To find the dimensions of the largest rectangular garden that can be enclosed with a given length of fencing, we need to apply the concept of optimization. In this case, we want to maximize the area of the rectangular garden.

Let's assume the length of the rectangular garden is L and the width is W (both in meters). Since we have a total of 24 meters of fencing, we can set up an equation that relates the perimeter of the rectangular garden to its dimensions:

2L + 2W = 24

Simplifying this equation further, we get:

L + W = 12

Now, we can solve this equation to express one variable in terms of the other.

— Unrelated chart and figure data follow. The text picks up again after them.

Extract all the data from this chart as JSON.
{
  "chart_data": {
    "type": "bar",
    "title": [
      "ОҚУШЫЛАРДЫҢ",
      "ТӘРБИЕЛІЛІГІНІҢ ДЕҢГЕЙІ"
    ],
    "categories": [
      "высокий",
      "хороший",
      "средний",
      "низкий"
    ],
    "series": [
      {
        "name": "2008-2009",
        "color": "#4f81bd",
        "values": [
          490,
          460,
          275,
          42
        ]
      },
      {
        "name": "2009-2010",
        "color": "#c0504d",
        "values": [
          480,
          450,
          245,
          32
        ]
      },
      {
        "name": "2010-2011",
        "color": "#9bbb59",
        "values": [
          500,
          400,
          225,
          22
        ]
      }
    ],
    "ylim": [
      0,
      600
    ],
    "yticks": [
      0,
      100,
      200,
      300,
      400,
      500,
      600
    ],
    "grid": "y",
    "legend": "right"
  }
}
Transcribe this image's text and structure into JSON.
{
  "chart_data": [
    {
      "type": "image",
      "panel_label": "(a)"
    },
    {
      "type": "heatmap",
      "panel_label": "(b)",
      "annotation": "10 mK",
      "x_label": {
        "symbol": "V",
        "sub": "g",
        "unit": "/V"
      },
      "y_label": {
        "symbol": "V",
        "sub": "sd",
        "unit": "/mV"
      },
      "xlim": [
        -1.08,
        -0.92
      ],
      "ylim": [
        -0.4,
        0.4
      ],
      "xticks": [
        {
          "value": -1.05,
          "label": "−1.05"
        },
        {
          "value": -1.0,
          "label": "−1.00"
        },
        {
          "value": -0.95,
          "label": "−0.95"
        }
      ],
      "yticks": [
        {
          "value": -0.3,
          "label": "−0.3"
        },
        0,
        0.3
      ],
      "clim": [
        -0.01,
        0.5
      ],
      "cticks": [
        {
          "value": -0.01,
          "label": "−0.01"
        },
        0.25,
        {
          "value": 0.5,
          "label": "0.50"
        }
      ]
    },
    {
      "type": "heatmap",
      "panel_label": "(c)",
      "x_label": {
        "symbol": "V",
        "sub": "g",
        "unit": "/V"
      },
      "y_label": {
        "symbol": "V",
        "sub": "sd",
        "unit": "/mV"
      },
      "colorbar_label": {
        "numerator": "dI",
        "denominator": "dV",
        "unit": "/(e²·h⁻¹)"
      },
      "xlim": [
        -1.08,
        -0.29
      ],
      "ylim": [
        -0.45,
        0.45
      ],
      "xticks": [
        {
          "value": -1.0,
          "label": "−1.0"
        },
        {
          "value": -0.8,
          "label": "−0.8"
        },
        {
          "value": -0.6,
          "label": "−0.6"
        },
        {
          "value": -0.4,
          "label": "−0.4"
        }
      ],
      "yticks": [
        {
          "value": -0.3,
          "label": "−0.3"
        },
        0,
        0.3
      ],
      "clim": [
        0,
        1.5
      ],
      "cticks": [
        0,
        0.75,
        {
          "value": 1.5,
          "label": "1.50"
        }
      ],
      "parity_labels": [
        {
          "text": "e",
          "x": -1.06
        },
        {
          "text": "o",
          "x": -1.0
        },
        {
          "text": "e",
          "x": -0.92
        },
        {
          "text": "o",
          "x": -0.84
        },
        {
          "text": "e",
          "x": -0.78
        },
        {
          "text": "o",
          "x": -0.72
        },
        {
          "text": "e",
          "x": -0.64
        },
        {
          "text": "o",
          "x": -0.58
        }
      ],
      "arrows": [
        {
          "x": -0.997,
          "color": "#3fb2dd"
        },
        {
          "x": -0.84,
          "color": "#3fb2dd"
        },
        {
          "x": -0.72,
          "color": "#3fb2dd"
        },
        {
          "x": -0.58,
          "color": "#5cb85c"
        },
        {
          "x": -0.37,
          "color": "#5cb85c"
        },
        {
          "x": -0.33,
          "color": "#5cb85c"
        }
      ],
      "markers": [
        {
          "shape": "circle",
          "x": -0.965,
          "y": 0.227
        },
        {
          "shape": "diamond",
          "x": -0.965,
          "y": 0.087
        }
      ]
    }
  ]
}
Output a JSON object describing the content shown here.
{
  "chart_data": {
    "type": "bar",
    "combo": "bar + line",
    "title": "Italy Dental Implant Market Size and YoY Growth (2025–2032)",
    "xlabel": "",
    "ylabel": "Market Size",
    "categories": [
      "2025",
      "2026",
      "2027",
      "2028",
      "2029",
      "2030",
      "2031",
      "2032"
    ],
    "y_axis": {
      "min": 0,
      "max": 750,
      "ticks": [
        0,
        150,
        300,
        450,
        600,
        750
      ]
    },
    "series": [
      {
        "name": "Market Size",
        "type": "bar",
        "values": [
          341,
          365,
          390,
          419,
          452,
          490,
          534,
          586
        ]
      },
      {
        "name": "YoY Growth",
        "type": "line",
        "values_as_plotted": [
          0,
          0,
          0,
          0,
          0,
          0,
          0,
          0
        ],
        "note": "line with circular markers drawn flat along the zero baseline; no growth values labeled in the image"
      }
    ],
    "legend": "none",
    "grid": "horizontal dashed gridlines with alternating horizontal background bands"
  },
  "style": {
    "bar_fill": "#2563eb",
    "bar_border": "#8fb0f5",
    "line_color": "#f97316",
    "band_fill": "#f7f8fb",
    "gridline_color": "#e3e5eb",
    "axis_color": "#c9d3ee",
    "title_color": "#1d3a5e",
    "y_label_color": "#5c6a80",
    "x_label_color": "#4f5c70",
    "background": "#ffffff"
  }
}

Let's express L in terms of W:

L = 12 - W

Next, we can formulate the area of the rectangular garden in terms of these variables:

Area = Length × Width
Area = (12 - W) × W
Area = 12W - W^2

The goal is to find the value of W that maximizes the area (Area). To do this, we can take the derivative of the area equation with respect to W and set it equal to zero:

d(Area)/dW = 12 - 2W = 0

Solving for W, we find:

W = 6

Now, substitute this value of W back into the equation for L to find the length:

L = 12 - W
L = 12 - 6
L = 6

Therefore, the dimensions of the largest rectangular garden that can be enclosed with 24 meters of fencing are 6 meters by 6 meters.

Is the fencing on all sides,or just three?

If three sides:
24=2L+w
Area=Lw=l(24-2L)

Using calculus, set the derivative to zero.
0=24-2L -2L
solve for L.Then go back and solve for W from the perimeter.